By the 1980s it became much harder to tag subway trains without being caught and more graffiti artists went into the streets and used roofs of buildings as canvases. Over the next few years, new calligraphic styles were developed and tags turned into large, colorful, elaborate pieces. Artists realized that different spray can nozzles (caps) from other household aerosol products (oven cleaner) could be used on spray paint cans to create varying effects and line widths. It did not take long for the crude tags to grow in size, and to develop into artistic, colorful pieces that took up the length of entire subway cars.
Zephyr (Andrew Witten) is a New York City graffiti artist who emerged in the 1970s. He is one of the graffiti artists who helped jumpstart the freight train graffiti movement and is often credited as the inventor of numerous graffiti styles still widely used today. Zephyr began his street art career in 1977 by writing his tag on freight trains and subway cars.

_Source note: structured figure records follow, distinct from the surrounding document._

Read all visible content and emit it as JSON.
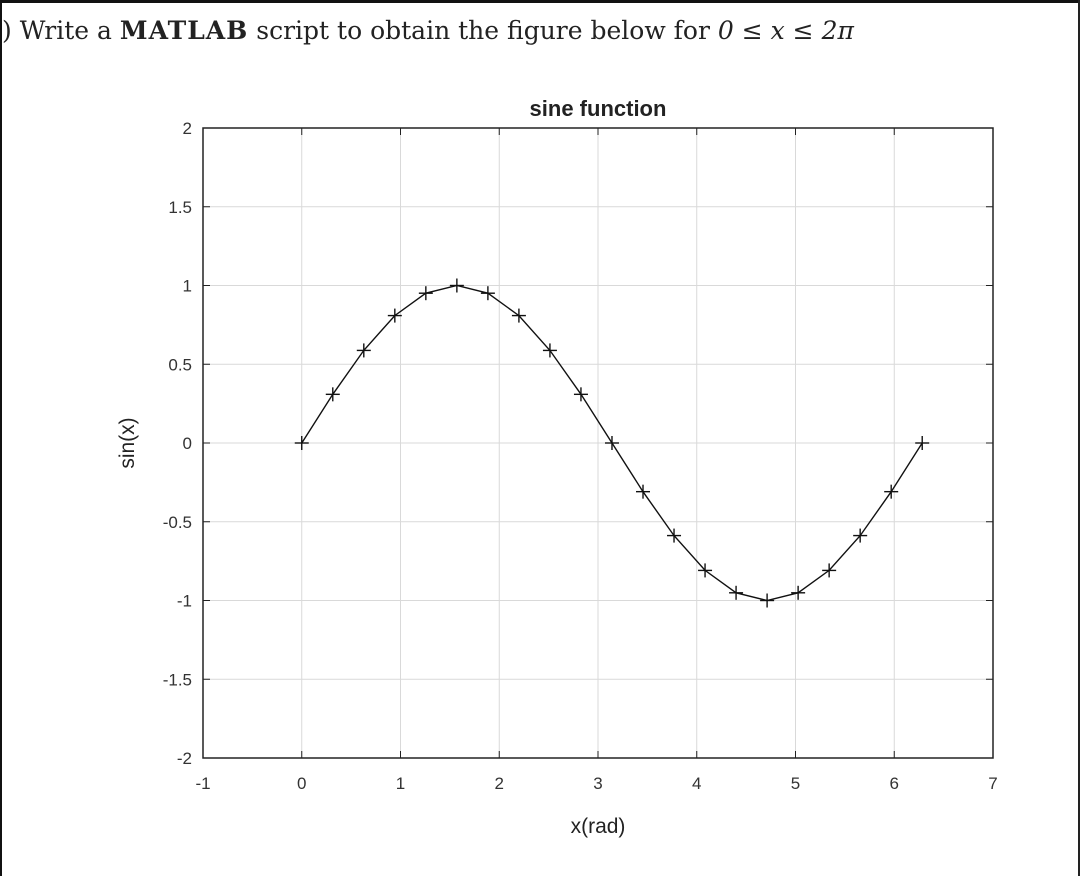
{
  "question": {
    "number_mark": ")",
    "text_before": "Write a ",
    "software": "MATLAB",
    "text_after": " script to obtain the figure below  for ",
    "range": "0 ≤ x ≤ 2π"
  },
  "chart_data": {
    "type": "line",
    "title": "sine function",
    "xlabel": "x(rad)",
    "ylabel": "sin(x)",
    "xlim": [
      -1,
      7
    ],
    "ylim": [
      -2,
      2
    ],
    "xticks": [
      -1,
      0,
      1,
      2,
      3,
      4,
      5,
      6,
      7
    ],
    "yticks": [
      -2,
      -1.5,
      -1,
      -0.5,
      0,
      0.5,
      1,
      1.5,
      2
    ],
    "xtick_labels": [
      "-1",
      "0",
      "1",
      "2",
      "3",
      "4",
      "5",
      "6",
      "7"
    ],
    "ytick_labels": [
      "-2",
      "-1.5",
      "-1",
      "-0.5",
      "0",
      "0.5",
      "1",
      "1.5",
      "2"
    ],
    "grid": true,
    "line_color": "#111111",
    "grid_color": "#d9d9d9",
    "series": [
      {
        "marker": "+",
        "x": [
          0,
          0.3142,
          0.6283,
          0.9425,
          1.2566,
          1.5708,
          1.885,
          2.1991,
          2.5133,
          2.8274,
          3.1416,
          3.4558,
          3.7699,
          4.0841,
          4.3982,
          4.7124,
          5.0265,
          5.3407,
          5.6549,
          5.969,
          6.2832
        ],
        "y": [
          0,
          0.309,
          0.5878,
          0.809,
          0.9511,
          1,
          0.9511,
          0.809,
          0.5878,
          0.309,
          0,
          -0.309,
          -0.5878,
          -0.809,
          -0.9511,
          -1,
          -0.9511,
          -0.809,
          -0.5878,
          -0.309,
          0
        ]
      }
    ]
  }
}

Phase 2 (Lonny Wood) is a New York graffiti artist who is often credited as the inventor of bubble letter graffiti. Phase 2 began writing graffiti in 1971 by tagging his name across the city. It took him only a year to create an early version of his signature bubble letters, which were quickly picked-up and copied by other street artists.

Indoors vs. the Street
Street artists who experience commercial success are often criticized by their peers for "selling out" and becoming part of the system that they had formerly rebelled against by creating illegal public works. The act of creating graffiti is both a celebration of existence and a declaration of resistance.

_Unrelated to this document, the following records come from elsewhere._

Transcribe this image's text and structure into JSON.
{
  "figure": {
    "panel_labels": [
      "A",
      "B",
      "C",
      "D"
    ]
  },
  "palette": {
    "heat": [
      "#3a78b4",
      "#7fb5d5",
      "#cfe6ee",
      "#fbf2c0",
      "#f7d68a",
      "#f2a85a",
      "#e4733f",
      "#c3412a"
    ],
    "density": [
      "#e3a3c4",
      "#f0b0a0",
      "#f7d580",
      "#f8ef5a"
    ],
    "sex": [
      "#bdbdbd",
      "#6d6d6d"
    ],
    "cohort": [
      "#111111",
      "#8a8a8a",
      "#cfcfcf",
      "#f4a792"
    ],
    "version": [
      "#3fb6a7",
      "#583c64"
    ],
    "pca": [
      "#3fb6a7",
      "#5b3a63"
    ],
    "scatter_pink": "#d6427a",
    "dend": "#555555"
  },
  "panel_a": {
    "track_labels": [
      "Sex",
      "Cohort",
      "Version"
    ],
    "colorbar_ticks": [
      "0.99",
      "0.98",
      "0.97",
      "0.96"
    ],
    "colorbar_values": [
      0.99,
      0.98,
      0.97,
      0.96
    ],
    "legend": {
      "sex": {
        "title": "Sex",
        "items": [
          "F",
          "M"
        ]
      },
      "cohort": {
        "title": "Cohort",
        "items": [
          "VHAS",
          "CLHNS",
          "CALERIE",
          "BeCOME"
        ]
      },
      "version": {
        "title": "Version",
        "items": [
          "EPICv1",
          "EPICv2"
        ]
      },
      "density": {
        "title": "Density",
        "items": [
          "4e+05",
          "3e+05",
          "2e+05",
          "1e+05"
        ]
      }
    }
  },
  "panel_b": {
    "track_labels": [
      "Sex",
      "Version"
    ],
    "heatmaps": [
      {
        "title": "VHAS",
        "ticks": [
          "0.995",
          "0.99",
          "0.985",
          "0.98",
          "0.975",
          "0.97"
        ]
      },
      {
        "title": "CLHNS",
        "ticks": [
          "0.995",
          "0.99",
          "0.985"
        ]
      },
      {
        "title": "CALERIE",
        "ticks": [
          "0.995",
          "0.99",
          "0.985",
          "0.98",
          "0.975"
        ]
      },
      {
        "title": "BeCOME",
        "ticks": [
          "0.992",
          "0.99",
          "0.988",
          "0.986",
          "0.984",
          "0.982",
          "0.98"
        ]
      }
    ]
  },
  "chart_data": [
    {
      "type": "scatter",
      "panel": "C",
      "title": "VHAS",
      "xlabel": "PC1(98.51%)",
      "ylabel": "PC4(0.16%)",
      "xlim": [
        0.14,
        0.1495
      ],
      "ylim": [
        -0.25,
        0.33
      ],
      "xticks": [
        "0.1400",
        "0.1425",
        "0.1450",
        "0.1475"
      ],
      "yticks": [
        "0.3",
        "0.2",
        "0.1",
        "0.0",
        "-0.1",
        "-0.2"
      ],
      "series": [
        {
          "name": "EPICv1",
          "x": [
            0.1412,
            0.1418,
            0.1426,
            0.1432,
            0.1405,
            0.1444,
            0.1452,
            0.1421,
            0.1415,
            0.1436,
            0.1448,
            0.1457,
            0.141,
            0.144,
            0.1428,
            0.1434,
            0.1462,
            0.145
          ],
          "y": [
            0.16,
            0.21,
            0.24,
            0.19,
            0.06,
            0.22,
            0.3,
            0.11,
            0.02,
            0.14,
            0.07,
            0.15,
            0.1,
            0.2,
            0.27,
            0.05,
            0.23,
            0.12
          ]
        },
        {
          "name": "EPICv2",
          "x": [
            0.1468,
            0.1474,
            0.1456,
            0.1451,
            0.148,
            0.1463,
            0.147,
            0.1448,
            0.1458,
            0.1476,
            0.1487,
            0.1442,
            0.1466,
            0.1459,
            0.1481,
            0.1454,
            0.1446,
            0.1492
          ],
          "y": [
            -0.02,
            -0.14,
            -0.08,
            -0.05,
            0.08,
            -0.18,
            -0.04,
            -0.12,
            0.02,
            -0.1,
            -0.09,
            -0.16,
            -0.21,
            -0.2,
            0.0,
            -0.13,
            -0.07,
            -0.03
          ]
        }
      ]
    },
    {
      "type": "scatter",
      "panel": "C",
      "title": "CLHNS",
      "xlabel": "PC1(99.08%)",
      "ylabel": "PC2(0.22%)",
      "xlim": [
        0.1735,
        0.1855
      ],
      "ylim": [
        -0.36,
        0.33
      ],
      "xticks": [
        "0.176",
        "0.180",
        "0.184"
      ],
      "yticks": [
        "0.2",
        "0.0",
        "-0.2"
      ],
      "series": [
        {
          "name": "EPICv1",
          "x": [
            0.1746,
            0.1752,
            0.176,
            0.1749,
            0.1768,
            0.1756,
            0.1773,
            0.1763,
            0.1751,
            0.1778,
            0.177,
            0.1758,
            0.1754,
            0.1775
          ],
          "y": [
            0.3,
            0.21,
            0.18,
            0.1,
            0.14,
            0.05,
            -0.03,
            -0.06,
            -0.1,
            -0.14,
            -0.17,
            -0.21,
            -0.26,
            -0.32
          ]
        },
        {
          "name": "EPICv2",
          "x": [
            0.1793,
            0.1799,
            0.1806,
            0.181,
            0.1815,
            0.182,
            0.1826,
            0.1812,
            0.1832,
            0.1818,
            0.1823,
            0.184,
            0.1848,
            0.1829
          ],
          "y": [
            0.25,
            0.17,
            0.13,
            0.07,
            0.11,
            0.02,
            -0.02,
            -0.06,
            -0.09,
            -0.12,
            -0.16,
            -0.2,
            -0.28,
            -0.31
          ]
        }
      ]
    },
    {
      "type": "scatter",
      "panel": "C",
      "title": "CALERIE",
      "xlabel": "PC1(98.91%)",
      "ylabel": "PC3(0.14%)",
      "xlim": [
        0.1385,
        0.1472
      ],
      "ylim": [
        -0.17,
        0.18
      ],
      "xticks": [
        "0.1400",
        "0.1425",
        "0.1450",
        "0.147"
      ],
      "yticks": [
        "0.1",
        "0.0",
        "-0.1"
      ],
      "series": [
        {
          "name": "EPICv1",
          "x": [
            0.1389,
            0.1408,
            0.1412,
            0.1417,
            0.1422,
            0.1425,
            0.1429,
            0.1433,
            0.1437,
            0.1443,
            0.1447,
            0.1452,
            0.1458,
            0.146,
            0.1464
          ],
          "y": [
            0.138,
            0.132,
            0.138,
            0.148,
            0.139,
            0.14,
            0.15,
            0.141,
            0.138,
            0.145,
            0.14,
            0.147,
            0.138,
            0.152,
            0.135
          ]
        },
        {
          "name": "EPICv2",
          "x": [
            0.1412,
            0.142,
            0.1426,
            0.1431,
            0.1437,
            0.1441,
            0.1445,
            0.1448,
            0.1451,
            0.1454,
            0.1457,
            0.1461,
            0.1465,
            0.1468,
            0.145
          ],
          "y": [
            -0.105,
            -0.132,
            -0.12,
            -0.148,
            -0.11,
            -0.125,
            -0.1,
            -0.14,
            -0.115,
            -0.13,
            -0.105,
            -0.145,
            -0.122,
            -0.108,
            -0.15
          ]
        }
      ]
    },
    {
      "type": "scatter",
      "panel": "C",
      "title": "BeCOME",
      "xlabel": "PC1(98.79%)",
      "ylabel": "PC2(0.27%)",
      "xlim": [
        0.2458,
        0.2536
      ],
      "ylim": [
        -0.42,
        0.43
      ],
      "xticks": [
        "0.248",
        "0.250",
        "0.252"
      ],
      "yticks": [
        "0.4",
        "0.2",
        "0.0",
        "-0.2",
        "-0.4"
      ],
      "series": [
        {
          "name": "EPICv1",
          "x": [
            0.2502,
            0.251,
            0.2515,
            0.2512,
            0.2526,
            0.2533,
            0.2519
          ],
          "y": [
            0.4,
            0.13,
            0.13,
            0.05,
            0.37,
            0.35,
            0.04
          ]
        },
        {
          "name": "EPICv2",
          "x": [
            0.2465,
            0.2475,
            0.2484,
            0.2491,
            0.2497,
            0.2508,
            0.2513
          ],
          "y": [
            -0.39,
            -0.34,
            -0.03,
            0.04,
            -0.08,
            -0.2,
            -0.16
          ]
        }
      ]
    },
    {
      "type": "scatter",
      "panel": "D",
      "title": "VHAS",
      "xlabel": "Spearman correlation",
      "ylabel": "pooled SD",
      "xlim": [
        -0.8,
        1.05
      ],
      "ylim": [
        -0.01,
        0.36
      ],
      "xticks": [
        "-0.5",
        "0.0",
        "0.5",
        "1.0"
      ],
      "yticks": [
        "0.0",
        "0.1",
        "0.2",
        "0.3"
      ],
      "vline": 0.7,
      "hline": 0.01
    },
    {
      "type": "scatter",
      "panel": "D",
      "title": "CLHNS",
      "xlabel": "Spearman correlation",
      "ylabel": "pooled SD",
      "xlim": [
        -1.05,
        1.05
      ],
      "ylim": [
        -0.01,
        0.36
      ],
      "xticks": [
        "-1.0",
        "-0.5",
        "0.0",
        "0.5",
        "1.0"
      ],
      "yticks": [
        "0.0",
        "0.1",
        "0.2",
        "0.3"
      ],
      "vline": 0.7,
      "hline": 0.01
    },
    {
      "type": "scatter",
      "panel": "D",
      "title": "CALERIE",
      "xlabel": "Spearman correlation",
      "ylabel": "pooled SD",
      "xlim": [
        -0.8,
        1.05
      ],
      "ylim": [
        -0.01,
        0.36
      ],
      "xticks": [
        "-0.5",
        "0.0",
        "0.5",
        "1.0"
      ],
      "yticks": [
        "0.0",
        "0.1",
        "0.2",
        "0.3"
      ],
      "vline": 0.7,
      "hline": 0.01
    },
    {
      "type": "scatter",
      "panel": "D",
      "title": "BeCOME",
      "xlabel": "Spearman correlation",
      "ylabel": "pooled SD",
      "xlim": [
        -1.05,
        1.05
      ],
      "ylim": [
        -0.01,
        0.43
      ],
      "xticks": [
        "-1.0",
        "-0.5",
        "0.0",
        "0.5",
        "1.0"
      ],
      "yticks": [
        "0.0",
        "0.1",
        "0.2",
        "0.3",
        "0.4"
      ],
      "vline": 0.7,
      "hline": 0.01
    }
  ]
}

Street Art's status as vandalism often eclipses its status as art. Many artists are finding more opportunities to create artworks in sanctioned situations, by showing in galleries and museums, or by partnering with organizations that offer outdoor public spaces in which street artists are permitted to execute works. However, many others continue to focus on unsanctioned illegal works. Part of the allure of working illegally has to do with the adrenaline rush that artists get from successfully executing a piece without being apprehended by the authorities. Moreover, carrying out illegal/unsanctioned tags on privately owned surfaces serves as a direct confrontation with the owner of that space and often has political motivation.

Current Debates
One major issue currently is the gentrification of street art and murals. One primary example is the Bushwick Collective. A study conducted by the rental listing website RentCafe.com this past February listed Bushwick among the top 20 fastest-gentrifying neighborhoods in the United States: In the past decade, the neighborhood now boasts the highest concentration of murals and graffiti art lining the walls of its warehouses, abandoned buildings commercial storefronts and even some public schools.

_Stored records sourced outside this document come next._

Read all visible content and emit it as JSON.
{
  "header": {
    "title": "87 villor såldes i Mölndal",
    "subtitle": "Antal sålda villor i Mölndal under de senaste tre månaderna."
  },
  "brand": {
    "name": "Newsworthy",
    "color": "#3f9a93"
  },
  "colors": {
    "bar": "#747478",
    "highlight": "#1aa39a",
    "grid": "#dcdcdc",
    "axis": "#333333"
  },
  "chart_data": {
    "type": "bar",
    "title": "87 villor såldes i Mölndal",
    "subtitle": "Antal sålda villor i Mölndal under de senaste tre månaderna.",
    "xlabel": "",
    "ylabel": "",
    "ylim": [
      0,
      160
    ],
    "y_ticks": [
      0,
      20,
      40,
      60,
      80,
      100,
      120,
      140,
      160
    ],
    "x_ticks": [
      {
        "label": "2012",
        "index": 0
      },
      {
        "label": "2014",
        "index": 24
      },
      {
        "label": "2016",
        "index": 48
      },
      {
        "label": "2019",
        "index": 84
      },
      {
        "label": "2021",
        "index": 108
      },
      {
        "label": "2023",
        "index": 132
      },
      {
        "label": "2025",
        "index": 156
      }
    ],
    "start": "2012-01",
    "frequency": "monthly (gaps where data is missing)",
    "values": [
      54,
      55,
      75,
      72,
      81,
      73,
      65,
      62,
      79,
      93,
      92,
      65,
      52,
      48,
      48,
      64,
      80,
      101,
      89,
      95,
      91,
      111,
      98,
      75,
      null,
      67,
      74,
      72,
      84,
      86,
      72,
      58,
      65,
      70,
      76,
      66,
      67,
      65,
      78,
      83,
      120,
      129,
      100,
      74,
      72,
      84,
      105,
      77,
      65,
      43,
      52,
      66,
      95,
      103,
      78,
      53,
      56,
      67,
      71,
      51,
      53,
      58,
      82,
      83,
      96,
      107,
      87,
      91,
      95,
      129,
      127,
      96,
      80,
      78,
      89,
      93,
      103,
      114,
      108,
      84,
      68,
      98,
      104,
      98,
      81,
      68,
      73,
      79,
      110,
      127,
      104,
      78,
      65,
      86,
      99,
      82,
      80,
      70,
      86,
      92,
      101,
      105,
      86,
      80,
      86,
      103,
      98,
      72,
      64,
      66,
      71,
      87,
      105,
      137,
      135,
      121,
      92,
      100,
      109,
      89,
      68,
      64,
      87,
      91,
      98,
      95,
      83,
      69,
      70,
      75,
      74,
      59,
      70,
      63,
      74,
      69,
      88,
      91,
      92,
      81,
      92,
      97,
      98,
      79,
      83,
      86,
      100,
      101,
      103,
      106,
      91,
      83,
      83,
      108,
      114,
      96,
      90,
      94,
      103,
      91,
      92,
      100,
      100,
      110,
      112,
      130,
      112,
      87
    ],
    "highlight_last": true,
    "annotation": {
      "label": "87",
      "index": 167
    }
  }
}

These beautiful and expansive murals have been painted by some of the most respected, up-and-coming artists from around the world, part of a large and ever-growing graffiti exhibition known as The Bushwick Collective. Some brands and advertisers also are benefitting from the area’s street art. During the Bushwick Collective’s annual block party, dozens of businesses, local and international, promoted their products to the approximately 2,000 attendees, all of whom were eager to gather and take photos in front of the dozens of freshly painted new murals. The painted walls are also a huge tourist attraction, especially for people that are visiting NYC. Many companies have tried to capitalize on the artworks and offer walking tours. Ironically having these murals in most places unsanctioned is still illegal, yet people will go and see it in a different neighborhood.